U.S. funding of the International Fund for Ireland could well be ending as a result of the $9 billion spending cuts bill passed by the Republican-controlled Senate and House.
As of Friday, details of where precisely the bill's ax will fall remained unclear. The bill broadly targets overseas aid and public broadcasting.
The IFI would fall into former category.
"No one actually know what these cuts will be, we just know what they could be," said one Capitol Hill source.
U.S. funding for the International Fund for Ireland comes from the Economic Support Fund (ESF) from which the rescission package, the spending cuts bill, eliminated $1.65 billion.
According to a source a substitute amendment to the spending cuts bill specified that the cuts can’t come from economic assistance to Jordan ($1.3 billion), economic assistance to Egypt, or the "countering PRC influence fund."
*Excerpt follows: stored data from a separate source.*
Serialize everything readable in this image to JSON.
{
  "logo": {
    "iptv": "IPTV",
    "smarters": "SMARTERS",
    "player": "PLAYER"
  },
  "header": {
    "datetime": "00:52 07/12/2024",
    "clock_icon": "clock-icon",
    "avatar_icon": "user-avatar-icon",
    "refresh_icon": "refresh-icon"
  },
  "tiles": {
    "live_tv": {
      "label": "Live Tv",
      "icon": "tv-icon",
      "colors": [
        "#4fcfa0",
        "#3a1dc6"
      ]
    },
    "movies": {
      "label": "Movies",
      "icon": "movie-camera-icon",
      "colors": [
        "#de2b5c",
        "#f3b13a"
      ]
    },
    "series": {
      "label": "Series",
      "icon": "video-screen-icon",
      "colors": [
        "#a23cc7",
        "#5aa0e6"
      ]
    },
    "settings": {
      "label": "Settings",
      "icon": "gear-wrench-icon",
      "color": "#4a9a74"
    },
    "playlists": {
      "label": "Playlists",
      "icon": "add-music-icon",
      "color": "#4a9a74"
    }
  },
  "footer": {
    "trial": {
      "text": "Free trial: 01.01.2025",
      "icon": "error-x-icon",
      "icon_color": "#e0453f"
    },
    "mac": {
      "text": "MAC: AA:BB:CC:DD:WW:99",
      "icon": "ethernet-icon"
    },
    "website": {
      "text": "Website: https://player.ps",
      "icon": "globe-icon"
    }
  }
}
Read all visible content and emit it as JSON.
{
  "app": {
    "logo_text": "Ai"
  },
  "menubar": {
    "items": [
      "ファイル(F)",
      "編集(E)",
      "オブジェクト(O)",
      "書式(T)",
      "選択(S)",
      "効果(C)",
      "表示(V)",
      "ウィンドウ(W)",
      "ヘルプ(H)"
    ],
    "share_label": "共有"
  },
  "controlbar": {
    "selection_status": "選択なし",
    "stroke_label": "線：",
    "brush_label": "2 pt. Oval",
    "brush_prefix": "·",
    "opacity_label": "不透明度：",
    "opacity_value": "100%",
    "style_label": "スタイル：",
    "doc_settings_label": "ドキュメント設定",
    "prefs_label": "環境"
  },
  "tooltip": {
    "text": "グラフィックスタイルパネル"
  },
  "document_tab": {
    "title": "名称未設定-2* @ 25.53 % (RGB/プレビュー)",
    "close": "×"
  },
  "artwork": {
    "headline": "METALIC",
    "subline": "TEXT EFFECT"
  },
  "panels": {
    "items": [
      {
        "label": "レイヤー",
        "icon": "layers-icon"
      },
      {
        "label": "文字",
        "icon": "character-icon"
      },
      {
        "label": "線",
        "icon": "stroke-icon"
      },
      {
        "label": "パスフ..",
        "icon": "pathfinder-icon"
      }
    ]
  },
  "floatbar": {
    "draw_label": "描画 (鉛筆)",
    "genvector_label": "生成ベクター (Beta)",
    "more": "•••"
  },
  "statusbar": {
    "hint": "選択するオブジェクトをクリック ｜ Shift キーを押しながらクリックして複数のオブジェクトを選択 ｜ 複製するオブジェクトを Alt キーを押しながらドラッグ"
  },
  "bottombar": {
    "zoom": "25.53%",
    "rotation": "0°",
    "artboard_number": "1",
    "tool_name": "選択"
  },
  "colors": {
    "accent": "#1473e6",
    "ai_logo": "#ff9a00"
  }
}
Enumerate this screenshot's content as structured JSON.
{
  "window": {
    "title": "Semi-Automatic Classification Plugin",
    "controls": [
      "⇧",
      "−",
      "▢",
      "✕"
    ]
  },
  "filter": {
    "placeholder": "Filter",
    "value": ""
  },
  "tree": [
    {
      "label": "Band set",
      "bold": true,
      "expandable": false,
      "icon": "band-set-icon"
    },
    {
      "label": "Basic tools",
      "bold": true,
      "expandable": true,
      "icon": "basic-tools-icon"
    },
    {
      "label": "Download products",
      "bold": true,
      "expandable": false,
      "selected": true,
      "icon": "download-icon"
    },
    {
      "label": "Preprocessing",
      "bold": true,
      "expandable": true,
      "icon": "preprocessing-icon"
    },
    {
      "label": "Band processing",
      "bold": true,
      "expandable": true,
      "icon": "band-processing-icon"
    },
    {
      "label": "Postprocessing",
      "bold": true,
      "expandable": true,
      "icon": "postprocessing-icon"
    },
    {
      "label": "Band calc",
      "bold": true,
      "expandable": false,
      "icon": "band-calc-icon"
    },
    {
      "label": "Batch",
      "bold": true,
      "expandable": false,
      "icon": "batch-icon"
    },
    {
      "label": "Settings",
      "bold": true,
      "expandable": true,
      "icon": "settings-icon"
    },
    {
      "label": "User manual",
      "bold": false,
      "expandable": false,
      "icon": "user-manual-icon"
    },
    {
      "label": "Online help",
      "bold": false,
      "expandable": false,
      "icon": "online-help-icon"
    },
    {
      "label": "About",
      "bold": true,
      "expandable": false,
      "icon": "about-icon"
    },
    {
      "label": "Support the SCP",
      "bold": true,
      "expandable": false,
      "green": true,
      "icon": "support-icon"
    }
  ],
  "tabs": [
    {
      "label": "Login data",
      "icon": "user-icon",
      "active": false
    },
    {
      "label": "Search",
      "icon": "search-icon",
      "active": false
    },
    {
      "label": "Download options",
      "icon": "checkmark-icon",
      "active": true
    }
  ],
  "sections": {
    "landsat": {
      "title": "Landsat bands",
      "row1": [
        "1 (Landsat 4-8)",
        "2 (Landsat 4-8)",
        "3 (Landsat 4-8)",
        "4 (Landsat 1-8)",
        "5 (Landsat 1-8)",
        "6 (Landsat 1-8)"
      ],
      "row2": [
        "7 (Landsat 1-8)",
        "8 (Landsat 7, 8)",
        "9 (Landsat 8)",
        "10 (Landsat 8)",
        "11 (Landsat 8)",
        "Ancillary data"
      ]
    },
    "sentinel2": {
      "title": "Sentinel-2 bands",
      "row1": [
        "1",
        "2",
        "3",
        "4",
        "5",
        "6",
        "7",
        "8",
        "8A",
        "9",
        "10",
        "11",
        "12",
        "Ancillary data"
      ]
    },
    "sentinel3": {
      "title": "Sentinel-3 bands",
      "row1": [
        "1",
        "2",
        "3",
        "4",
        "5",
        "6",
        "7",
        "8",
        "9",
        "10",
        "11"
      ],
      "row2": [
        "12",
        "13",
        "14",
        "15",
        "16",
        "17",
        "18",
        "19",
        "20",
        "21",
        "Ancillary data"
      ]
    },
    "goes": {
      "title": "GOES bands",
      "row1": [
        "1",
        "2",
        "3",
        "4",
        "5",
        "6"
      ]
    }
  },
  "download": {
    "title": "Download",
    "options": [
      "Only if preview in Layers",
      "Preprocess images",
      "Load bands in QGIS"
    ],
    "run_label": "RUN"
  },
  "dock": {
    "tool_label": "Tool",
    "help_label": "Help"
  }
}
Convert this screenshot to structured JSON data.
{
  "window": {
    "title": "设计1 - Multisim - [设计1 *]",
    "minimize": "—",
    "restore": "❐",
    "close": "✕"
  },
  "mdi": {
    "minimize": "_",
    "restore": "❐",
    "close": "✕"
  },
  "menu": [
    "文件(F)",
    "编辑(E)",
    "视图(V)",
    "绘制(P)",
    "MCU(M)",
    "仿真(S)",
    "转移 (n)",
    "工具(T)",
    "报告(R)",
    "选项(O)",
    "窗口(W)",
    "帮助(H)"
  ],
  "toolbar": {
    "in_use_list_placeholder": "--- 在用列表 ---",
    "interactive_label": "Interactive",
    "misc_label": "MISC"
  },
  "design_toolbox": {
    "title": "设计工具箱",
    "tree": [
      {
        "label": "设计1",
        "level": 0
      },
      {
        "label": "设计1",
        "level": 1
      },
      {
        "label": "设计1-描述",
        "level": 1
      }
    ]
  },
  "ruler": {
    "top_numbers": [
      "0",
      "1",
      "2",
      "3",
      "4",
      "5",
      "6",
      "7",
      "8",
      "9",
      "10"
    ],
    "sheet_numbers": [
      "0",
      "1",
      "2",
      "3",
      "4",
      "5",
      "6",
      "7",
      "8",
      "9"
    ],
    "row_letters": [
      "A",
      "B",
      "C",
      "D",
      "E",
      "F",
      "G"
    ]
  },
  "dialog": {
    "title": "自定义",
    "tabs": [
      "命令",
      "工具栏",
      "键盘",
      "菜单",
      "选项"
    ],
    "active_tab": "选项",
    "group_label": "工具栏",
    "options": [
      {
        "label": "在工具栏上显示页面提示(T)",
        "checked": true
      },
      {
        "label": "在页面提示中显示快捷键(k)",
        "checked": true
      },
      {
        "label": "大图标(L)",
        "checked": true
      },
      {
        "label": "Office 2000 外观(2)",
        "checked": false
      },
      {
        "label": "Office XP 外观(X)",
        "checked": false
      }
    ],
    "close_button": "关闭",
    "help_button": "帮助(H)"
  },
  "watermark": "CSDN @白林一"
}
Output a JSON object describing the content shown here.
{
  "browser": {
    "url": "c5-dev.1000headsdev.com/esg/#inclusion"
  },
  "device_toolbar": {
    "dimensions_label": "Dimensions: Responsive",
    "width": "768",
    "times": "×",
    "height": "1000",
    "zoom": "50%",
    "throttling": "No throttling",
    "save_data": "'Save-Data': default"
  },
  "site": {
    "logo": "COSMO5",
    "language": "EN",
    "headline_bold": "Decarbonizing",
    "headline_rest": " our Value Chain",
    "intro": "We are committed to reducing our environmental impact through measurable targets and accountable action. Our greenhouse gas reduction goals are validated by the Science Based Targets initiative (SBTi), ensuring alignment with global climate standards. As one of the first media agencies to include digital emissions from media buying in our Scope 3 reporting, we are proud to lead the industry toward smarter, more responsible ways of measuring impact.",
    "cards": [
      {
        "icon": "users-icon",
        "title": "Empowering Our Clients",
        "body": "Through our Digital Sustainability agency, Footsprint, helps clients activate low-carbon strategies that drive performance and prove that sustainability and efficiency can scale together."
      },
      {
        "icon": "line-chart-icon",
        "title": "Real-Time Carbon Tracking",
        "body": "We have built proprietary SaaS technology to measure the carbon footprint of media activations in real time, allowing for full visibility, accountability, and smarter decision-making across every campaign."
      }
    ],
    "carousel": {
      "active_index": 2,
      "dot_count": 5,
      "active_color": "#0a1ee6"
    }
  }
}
That refers to a congressionally mandated fund designed to counter the "malign influence" of the People's Republic of China around the globe.
If the entity that was receiving funds does not fall into one of those three categories the chances are that its funding will be severely cut, or eliminated entirely.
In the overall scheme of things the U.S. contribution to the IFI is nothing close to, for example, that Jordanian figure.
Last year the IFI received $4m from the United States to support cross-community projects in Northern Ireland and southern border counties.
The International Fund for Ireland is an independent international organization established in 1986 by the British and Irish governments and is aimed at promoting "economic and social advance" and "to encourage contact, dialogue and reconciliation between nationalists and unionists throughout Ireland."
The fund operates with the co-operation or financial contributions, or both, from the governments of the U.S., Canada, Australia and New Zealand, as well as the European Union.
Down the years the bulk of the IFI's funding has come from the United States.